March 21, 2014 in Sports

Zags’ Karnowski only concerned with getting a win, not apology

By The Spokesman-Review
 

SAN DIEGO – The Gonzaga Bulldogs got another NCAA basketball tournament victory on Friday – and an apology.

CBS/Turner broadcaster Andrew Catalon sought out Przemek Karnowski in the Gonzaga locker room after the 85-77 win over Oklahoma State to express his regrets for calling the Zags’ center a “Polack” during a second-half exchange on the TNT telecast with color man Mike Gminski.

The remark sparked considerable backlash on Twitter and Internet sites, and some consternation on the NCAA Men’s Basketball Committee. But a CBS spokesman said Catalon, who is calling his first NCAA tournament, would continue to work his weekend assignments.

And Karnowski was in a forgiving mood.

“Mr. _@AndrewCatalon has just apologized in my person and I really appreciate it!” Karnowski posted on his Twitter account. “But the most important thing right now is we have this W!”

The sophomore from Toruñ, Poland, had been fouled away from the ball by OSU’s Brian Williams with 2:47 to play as the Cowboys tried to mount a comeback. Karnowski is the team’s poorest free-throw shooter, making just 51 percent for the season, and Catalon tried to make a play on the “Hack-a-Shaq” strategy NBA teams used to employ against Shaquille O’Neal.

The on-air exchange:

Catalon: “A whistle at the other end …”

Gminski: “Well, they’re just going to …”

Catalon: “Just foul Karnowski.”

Gminski: “Just kind of wrapped him up.”

Catalon: “Hack-a-Polack.”

Gminski: “Easy, now.”

Catalon: “Oh, sorry, Mike.”

Catalon later apologized twice on the air, and also on Twitter. Karnowski was asked in the postgame interview room if he was offended by the remark.

“Not really,” he said. “Some people told me it was offensive. I hadn’t heard of that before I got here.”

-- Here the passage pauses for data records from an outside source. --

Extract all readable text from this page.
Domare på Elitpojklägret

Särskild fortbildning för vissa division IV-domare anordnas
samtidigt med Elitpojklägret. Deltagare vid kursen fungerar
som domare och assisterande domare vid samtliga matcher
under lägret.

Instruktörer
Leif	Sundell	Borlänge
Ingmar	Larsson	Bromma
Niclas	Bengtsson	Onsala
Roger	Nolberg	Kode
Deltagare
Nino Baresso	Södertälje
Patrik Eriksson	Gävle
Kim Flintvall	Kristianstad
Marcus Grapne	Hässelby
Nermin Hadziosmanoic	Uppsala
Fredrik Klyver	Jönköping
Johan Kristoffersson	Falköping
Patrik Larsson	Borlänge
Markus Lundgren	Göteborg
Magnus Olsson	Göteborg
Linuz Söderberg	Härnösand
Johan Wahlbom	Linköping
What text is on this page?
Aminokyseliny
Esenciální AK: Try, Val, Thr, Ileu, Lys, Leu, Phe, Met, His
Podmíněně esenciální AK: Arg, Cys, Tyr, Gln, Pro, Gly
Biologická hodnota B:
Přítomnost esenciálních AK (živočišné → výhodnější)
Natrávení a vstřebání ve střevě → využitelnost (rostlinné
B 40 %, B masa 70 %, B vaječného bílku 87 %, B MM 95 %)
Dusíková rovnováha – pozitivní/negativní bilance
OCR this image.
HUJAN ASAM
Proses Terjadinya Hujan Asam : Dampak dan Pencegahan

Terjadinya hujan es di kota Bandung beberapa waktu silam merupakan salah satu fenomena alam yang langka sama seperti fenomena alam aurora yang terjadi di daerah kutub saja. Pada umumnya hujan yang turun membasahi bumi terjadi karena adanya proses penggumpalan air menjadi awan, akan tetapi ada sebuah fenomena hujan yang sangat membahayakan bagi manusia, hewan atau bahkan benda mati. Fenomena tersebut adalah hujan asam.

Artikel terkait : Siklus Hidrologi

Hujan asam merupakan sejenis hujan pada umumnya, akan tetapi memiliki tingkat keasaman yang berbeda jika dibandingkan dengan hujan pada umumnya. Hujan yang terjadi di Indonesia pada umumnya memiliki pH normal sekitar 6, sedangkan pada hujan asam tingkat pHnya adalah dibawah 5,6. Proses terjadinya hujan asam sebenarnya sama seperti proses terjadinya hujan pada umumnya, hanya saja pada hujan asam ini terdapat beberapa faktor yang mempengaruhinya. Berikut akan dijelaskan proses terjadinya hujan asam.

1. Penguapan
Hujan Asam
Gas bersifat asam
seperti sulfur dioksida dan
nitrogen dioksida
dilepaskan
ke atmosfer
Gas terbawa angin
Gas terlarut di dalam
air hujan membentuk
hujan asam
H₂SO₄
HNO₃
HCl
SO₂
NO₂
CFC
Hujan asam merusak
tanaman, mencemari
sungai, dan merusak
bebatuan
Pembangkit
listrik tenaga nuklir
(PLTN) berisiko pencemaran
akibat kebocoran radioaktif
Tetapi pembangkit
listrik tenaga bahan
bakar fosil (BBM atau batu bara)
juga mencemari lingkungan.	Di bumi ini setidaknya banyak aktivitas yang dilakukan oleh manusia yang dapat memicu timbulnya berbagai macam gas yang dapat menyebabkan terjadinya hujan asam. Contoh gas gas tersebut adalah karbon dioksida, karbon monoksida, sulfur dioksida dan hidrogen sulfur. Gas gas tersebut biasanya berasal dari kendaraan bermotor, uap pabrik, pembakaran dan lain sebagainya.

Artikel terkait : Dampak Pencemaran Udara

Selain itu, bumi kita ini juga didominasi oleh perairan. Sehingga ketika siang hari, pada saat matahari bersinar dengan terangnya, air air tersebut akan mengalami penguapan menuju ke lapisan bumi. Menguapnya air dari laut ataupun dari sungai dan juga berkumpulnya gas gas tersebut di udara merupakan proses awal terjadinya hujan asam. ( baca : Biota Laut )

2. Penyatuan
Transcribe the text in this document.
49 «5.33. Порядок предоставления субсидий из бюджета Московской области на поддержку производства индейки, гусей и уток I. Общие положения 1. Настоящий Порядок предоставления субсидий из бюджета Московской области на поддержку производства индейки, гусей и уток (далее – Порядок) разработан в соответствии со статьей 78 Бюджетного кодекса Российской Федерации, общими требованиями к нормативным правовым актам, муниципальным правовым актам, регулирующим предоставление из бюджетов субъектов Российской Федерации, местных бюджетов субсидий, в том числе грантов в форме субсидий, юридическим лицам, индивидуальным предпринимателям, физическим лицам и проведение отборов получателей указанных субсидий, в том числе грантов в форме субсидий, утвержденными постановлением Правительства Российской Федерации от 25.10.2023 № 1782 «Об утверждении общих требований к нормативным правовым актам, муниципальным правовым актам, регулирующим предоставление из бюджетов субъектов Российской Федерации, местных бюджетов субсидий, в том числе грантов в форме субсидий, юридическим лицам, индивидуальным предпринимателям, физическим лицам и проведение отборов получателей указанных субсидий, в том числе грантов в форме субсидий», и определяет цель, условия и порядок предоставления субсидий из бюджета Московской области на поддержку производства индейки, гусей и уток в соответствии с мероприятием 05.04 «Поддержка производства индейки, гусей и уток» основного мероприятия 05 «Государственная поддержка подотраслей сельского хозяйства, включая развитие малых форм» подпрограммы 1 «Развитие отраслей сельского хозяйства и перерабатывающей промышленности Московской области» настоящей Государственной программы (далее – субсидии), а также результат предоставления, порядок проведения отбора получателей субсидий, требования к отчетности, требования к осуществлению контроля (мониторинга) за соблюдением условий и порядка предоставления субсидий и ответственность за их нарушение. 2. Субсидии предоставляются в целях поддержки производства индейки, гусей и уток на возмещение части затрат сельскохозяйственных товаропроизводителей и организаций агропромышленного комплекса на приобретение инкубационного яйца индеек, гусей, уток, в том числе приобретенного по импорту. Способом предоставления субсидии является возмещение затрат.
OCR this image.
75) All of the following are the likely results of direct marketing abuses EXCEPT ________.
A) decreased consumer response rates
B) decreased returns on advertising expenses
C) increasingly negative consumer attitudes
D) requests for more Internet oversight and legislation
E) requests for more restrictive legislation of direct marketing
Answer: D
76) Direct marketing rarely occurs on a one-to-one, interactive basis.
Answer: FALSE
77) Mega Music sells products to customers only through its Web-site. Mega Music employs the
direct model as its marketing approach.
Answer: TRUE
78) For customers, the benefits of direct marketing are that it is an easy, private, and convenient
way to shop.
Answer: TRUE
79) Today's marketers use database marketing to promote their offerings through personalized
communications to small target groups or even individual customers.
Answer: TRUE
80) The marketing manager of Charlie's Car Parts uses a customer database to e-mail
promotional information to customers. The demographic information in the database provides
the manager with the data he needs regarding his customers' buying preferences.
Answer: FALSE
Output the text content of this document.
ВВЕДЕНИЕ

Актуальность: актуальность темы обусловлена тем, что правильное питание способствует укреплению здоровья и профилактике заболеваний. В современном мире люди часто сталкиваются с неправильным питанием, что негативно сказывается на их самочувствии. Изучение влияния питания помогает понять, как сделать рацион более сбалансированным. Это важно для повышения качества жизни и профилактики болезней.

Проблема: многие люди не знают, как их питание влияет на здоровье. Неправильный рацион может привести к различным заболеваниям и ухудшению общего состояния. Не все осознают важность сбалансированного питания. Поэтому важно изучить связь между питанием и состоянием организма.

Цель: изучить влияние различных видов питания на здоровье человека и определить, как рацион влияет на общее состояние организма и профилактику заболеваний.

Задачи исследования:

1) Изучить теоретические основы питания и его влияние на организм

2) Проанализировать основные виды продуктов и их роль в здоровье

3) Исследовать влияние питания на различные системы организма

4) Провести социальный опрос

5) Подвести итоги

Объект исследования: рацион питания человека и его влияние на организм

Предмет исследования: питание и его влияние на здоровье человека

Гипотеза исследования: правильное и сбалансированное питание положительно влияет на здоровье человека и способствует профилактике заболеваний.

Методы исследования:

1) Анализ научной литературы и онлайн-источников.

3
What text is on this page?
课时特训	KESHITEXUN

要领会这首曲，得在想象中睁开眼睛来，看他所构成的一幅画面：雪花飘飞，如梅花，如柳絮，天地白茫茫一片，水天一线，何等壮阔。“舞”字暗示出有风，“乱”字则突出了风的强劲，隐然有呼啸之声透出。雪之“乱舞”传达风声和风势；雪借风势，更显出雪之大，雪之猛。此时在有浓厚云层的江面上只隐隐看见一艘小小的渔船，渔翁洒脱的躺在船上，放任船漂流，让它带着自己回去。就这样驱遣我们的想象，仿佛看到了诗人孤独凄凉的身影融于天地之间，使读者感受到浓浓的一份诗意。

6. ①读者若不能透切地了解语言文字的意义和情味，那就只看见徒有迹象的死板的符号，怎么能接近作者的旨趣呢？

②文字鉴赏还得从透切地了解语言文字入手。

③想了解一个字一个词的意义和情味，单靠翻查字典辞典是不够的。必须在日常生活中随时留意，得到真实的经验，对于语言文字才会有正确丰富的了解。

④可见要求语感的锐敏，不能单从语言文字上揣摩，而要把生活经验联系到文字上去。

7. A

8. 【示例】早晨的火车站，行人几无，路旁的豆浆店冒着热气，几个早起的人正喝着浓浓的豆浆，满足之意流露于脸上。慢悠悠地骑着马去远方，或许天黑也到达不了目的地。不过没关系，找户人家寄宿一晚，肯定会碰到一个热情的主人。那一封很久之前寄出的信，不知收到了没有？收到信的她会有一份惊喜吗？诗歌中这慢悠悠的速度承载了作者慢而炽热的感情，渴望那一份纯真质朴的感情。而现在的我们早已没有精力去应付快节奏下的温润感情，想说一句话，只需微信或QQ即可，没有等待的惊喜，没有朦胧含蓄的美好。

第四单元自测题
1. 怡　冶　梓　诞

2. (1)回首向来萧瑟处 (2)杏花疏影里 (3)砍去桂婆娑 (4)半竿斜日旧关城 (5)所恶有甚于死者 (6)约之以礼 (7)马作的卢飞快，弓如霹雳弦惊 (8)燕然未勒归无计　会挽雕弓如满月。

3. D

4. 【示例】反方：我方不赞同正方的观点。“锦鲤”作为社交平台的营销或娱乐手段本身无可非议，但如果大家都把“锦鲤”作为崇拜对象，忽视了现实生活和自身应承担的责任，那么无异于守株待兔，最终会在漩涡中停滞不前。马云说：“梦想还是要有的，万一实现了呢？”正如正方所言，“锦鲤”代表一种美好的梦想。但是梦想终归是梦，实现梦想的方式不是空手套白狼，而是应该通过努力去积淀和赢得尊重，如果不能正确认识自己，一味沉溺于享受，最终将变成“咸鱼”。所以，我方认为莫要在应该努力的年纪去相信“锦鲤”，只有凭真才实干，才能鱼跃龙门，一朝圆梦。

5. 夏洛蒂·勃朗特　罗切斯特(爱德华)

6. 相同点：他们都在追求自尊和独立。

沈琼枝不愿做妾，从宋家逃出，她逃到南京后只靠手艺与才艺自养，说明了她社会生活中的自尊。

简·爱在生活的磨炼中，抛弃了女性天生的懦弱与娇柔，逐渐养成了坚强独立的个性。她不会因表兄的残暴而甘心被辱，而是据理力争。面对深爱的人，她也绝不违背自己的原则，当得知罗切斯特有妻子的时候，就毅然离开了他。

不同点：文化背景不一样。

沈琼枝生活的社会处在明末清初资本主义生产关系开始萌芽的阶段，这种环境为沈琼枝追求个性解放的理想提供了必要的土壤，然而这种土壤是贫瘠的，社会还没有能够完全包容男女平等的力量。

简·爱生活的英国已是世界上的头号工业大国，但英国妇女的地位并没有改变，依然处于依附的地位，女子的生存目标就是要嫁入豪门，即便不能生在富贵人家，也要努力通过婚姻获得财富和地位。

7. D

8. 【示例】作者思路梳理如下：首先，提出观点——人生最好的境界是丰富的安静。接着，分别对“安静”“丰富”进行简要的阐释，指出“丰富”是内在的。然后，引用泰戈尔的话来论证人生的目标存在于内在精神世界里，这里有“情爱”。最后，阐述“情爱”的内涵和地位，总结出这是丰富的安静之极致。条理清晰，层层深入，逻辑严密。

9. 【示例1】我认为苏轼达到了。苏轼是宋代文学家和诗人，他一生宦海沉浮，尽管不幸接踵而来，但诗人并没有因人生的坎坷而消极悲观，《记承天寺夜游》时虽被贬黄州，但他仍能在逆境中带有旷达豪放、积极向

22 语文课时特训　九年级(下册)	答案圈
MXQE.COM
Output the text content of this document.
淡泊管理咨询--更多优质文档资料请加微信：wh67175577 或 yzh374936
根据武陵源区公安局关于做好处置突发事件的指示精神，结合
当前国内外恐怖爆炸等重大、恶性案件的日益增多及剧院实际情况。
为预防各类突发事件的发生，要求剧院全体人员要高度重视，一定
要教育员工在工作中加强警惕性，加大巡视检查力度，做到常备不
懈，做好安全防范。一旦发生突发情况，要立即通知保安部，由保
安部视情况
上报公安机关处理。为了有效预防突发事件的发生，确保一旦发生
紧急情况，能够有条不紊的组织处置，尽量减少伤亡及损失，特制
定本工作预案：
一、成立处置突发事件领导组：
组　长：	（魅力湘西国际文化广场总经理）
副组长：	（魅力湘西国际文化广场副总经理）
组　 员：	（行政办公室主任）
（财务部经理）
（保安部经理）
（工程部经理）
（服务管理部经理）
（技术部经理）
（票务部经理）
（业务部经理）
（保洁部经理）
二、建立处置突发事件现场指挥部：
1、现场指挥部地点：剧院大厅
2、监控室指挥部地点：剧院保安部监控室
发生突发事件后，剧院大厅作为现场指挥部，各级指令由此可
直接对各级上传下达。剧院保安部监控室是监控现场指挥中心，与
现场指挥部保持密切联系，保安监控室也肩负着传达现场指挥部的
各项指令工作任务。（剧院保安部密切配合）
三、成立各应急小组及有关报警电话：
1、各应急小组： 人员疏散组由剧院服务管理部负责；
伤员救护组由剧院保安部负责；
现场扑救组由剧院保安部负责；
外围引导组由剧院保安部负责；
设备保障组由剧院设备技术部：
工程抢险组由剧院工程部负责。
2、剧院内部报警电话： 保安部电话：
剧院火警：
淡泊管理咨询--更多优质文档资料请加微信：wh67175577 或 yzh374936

Added Gonzaga coach Mark Few, “It was just a mistake and I don’t think we need to crucify him for it. Everybody makes mistakes and (Karnowski) wasn’t offended by it. The guy is a heck of an announcer and he has a bright future ahead of him. We’ve all made mistakes, everybody in this room, and we need to let it go and move on.”